Sostuvo que el progenitor había firmado una
autorización de viaje a favor de la madre de los menores, para que la misma
trasladara a los niños a Argentina por el plazo de un año debiendo los menores
regresar a Alemania en el mes de agosto de 2010 (v. fs. 5 del exhorto).
El 3 de febrero de 2011, el tribunal actuante
dictó sentencia y ordenó que se haga lugar a la restitución solicitada, a fin
de que los niños J. G. y J. D. R. sean restituidos a su lugar de residencia
habitual (fs. 97/98 del exhorto).
La sentencia adquirió firmeza y las partes, el 11
de febrero de 2011, arribaron a un acuerdo en el cual el señor R. manifestó que
se trasladaría a Alemania en el mes de julio de 2011 -ya que se encontraba
habitando en este país- y convinieron que hasta dicha fecha la tenencia
provisoria de los menores sería para la madre con un régimen de visitas amplio
a favor del padre (v. fs. 100 y 104 del exhorto).
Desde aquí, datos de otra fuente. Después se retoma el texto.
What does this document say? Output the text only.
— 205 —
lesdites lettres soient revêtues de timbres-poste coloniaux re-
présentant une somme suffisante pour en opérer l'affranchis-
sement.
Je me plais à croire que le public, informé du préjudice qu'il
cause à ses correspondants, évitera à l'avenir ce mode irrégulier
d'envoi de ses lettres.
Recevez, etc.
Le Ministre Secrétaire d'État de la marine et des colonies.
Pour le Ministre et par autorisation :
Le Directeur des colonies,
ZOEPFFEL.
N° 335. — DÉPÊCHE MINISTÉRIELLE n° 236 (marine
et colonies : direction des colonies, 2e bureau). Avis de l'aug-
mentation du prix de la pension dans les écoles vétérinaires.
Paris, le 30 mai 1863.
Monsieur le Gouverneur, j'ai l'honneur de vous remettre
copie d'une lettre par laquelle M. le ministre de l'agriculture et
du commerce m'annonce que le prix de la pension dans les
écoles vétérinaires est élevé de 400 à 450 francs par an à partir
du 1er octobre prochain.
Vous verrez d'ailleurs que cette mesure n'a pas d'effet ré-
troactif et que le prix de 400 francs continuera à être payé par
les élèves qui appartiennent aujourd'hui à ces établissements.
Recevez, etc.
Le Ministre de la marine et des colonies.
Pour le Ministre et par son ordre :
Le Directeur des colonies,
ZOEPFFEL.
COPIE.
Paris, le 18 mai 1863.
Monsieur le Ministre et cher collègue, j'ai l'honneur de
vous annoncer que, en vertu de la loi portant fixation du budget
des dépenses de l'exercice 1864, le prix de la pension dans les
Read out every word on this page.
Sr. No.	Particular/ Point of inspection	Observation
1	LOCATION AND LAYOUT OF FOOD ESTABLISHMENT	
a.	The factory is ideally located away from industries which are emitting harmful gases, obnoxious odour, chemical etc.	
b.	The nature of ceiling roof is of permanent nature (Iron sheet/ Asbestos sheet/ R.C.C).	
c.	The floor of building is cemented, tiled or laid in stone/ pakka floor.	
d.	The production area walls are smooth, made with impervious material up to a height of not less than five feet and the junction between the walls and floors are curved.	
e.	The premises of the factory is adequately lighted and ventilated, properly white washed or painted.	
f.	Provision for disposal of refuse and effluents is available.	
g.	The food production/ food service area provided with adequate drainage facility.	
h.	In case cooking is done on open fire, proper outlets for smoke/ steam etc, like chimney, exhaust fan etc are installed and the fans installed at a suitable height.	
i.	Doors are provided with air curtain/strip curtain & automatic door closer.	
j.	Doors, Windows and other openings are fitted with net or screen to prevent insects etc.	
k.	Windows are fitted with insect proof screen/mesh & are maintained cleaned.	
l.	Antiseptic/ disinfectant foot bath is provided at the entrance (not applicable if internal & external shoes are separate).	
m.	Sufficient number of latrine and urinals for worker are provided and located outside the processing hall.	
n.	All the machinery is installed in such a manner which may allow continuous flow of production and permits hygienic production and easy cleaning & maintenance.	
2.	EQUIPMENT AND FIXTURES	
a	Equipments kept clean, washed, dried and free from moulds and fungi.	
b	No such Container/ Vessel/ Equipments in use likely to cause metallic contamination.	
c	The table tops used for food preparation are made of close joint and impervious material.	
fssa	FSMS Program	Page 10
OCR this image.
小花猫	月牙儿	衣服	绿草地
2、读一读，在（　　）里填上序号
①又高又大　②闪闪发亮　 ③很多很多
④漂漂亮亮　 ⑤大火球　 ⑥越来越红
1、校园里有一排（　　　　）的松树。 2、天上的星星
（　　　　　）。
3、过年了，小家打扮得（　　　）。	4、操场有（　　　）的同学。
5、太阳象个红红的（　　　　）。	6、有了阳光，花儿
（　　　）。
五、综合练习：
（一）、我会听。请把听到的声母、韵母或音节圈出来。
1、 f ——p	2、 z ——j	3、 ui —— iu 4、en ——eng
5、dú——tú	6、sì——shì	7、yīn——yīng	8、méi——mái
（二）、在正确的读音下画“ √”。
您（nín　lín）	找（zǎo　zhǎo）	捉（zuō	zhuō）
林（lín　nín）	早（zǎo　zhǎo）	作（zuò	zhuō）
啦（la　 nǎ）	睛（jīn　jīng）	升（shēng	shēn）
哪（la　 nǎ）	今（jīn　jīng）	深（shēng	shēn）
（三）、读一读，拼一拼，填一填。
Con fecha 25 de abril de 2011 se presentó la
señora Z. requiriendo una medida cautelar de protección de persona a favor de
sus hijos J. y J. a fin de que se suspenda la mentada orden de restitución.
Fundó su petición, fundamentalmente, en el hecho de que los niños no querían
regresar a Alemania y pidió que sean oídos por el tribunal.
El 31 de mayo del mismo año se celebró audiencia
con los menores quienes manifestaron que no deseaban volver a vivir en Alemania
(fs. 19).
La asesora de incapaces, doctora María Luján
Rodríguez Villar, propuso en su dictamen que se haga lugar a la medida cautelar
solicitada (fs. 24/28). A continuación, el juez de trámite dictó resolución
suspendiendo la orden de restitución a la República de Alemania (fs. 29/31).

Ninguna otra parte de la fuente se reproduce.